"We in the trade call this 'Excedrin Headache Number √-3.14159..."
— Larry Niven, The Theory and Practice of Time Travel
Carl Honduras: I ARE he! ...Only I'm from the future.
Minky Steve: You know, I think it's I AM he.
Carl Honduras: It's all this time travel; it makes me very confused as to which tense we should be using.
Minky Steve: There, there. It is very tricky.
Stephen Colbert: So, what did you have planned for us? How did that will go? I look backward to having seen it.
Jon Stewart: You're hurting my brain, Stephen.
Stephen Colbert: Come on, Jon! Don't you want people to have already watched your show?
"It begins to dawn on you that everything you are about to do may prove to have been a colossal waste of time."
Harry's voice trailed off into the inadequacy of English.
Dark Helmet: What the hell am I looking at? When does this happen in the movie?!
Colonel Sandurz: Now. You're looking at now, sir. Everything that happens now is happening now.
Dark Helmet: What happened to then?
Colonel Sandurz: We passed then.
Dark Helmet: When?
Colonel Sandurz: Just now! We're at now, now.
Dark Helmet: Go back to then!
Colonel Sandurz: When?
Dark Helmet: Now.
Colonel Sandurz: Now?
Dark Helmet: Now!
Colonel Sandurz: I can't.
Dark Helmet: Why?
Colonel Sandurz: We missed it
Dark Helmet: When?
Colonel Sandurz: Just now.
Dark Helmet: When will then be now?
Colonel Sandurz: Soon!
Dark Helmet: ...how soon?
Funny, you didn't hear any commotion or gunplay. But it looks like there's already been some action in here. Or there will be. You can never take tense for granted with these goons.

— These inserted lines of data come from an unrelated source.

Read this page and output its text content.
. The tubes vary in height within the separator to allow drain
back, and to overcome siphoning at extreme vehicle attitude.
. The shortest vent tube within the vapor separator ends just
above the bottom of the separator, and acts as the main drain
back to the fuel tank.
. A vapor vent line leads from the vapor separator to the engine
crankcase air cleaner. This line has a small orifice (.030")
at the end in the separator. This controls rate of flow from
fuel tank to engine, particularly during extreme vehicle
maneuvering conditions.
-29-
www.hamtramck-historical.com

The major problem is quite simply one of grammar, and the main work to consult in this matter is Dr. Dan Streetmentioner's Time Traveler's Handbook of 1001 Tense Formations. It will tell you, for instance, how to describe something that was about to happen to you in the past before you avoided it by time-jumping forward two days in order to avoid it. The event will be described differently according to whether you are talking about it from the standpoint of your own natural time, from a time in the further future, or a time in the further past and is further complicated by the possibility of conducting conversations while you are actually traveling from one time to another with the intention of becoming your own mother or father.
Most readers get as far as the Future Semiconditionally Modified Subinverted Plagal Past Subjunctive Intentional before giving up; and in fact in later editions of the book all the pages beyond this point have been left blank to save on printing costs.

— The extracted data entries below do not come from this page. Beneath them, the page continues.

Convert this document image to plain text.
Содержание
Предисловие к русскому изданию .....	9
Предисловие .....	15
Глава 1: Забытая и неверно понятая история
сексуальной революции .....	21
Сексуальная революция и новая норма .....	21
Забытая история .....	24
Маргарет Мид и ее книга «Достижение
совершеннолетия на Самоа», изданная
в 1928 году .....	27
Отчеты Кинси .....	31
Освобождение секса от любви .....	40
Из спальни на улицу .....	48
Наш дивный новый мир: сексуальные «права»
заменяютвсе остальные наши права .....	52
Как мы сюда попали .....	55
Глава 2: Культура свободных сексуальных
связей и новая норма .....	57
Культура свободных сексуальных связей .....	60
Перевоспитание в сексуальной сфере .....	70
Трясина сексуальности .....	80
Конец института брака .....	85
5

The Hitchhicker's Guide to the Galaxy skips lightly over this tangle of academic abstration, pausing only to note that the term "Future Perfect" has been abandoned since it was discovered not to be.
"Can we get some food? I haven't eaten since later this afternoon."
— Aaron, Primer
"The Borg magic up a temporal vortex to travel back to the past, resulting in the present being altered so that the Earth looks like Al Gore's worst nightmare. The only option is to follow them through the space-time wardrobe and stop them from assimilating Earth in the past. Which turns out to be our future, or, at least, our future right now, or... carry the one... Later."
"From there, we cut back to the year 3999, where Cable and Cable Jr...because APPARENTLY THERE WASN’T ENOUGH CONFUSING NONSENSE HAPPENING ALREADY. They are, of course, trying to kill Apocalypse before/after/during his plot to kidnap all the psychics, which may or may not have already succeeded/failed in the future that happened last week. So they need to steal a time machine.
Robert Lutece: If we could perceive time as it truly was—
Rosalind Lutece: —what reason would grammar professors have to get out of bed?
Doc Brown: (the DeLorean has just made the first time-jump) Ah! What did I tell you? 88 miles per hour! The temporal displacement occurred exactly 1:20 a.m. and zero seconds!
Marty McFly: Ah, Jesus Christ! Jesus Christ, Doc, you disintegrated Einstein!
Doc: Calm down, Marty. I didn't disintegrate anything. The molecular structure of both Einstein and the car are completely intact.
Marty: Then where the hell are they?!
Doc: The appropriate question is, "When the hell are they?" You see, Einstein has just become the world's first time traveler! I sent him into the future. One minute into the future to be exact. And at precisely 1:21 a.m. and zero seconds, we shall catch up with him and the time machine.